Do Nurses at Swanton Valley Rehabilitation And Healthcare Cente Stick Around?

SWANTON VALLEY REHABILITATION AND HEALTHCARE CENTE has a staff turnover rate of 42%, which is about average for Ohio nursing homes (state average: 46%). Moderate turnover is common in nursing homes, but families should still ask about staff tenure and how the facility maintains care continuity when employees leave.

Was Swanton Valley Rehabilitation And Healthcare Cente Ever Fined?
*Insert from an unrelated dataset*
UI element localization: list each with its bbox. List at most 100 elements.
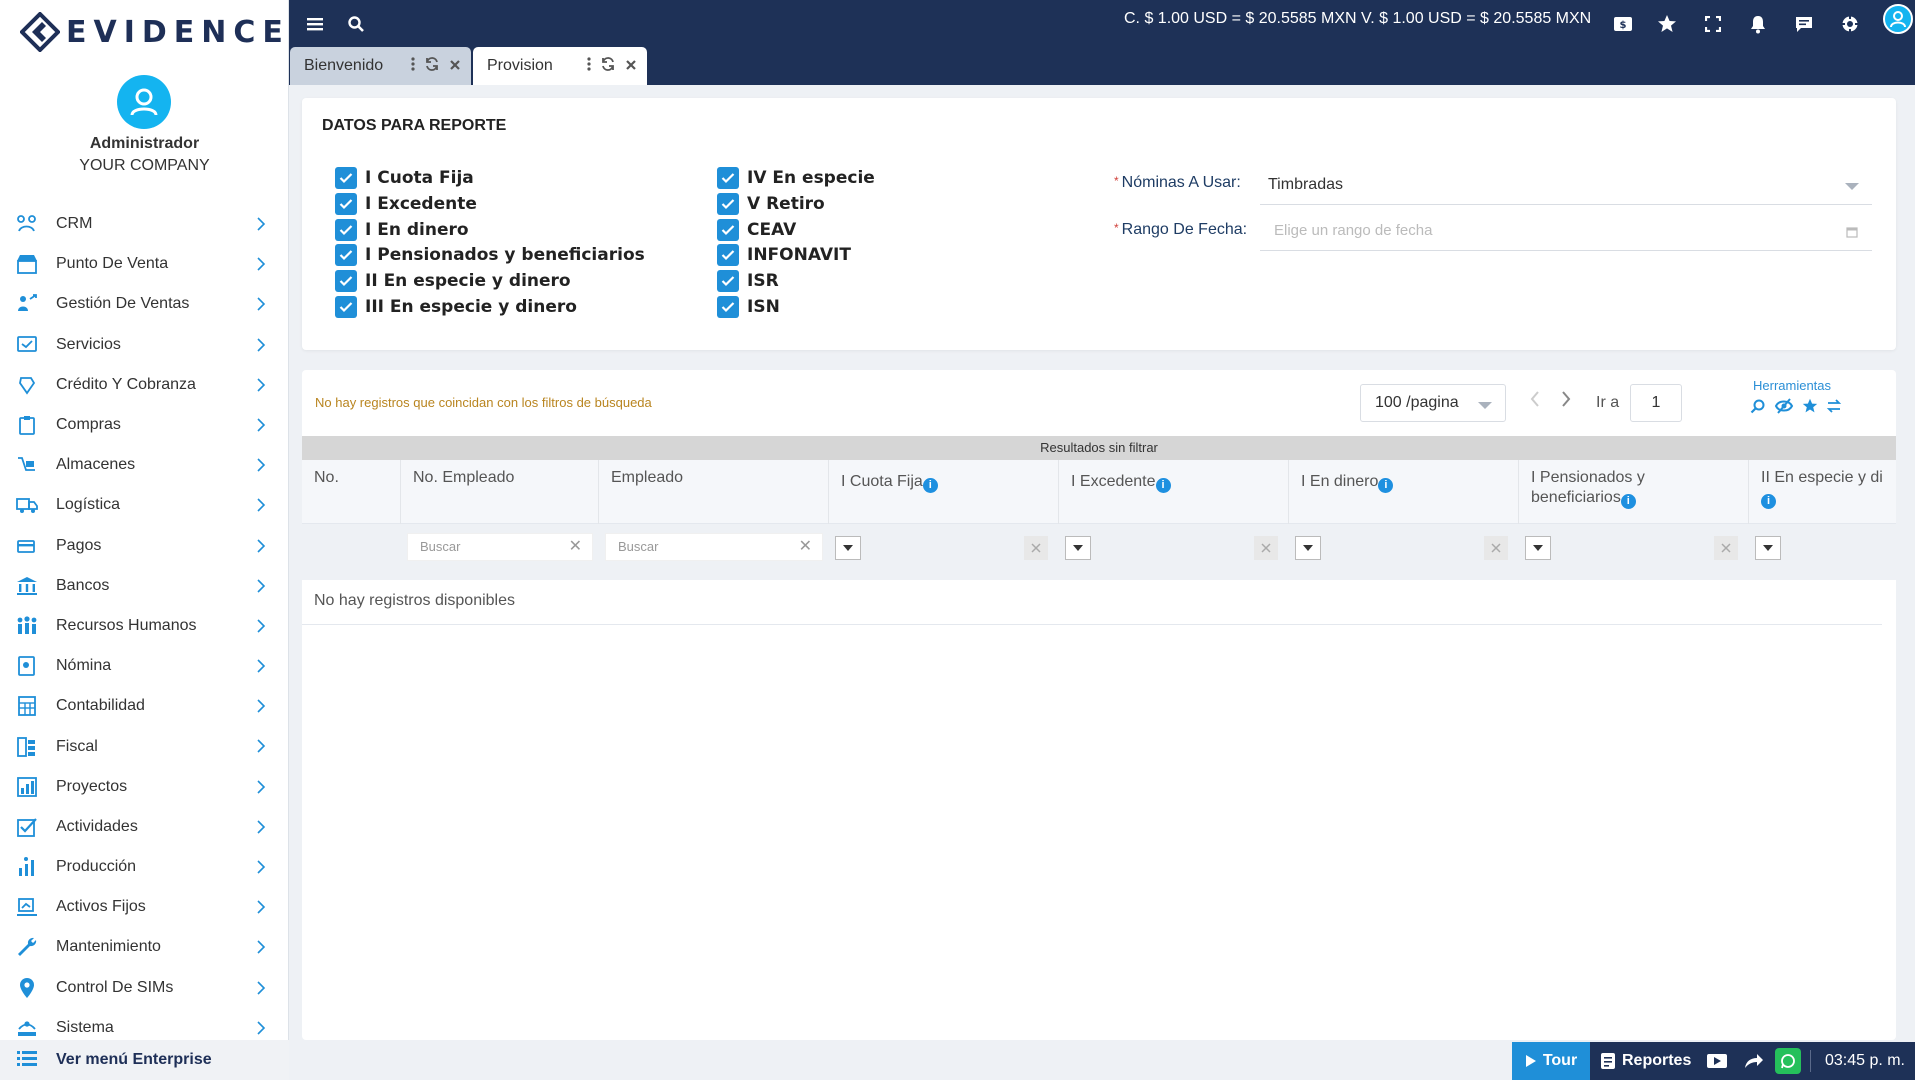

SWANTON VALLEY REHABILITATION AND HEALTHCARE CENTE has no federal fines on record. CMS issues fines when nursing homes fail to meet care standards or don't correct problems found during inspections. The absence of fines suggests the facility has either maintained compliance or corrected any issues before penalties were assessed. This is a positive indicator, though families should still review recent inspection reports for the full picture.

Is Swanton Valley Rehabilitation And Healthcare Cente on Any Federal Watch List?

SWANTON VALLEY REHABILITATION AND HEALTHCARE CENTE is not on any federal watch list. The most significant is the Special Focus Facility (SFF) program, which identifies the bottom 1% of nursing homes nationally based on persistent, serious quality problems. Not being on this list means the facility has avoided the pattern of deficiencies that triggers enhanced federal oversight. This is a positive indicator, though families should still review the facility's inspection history directly.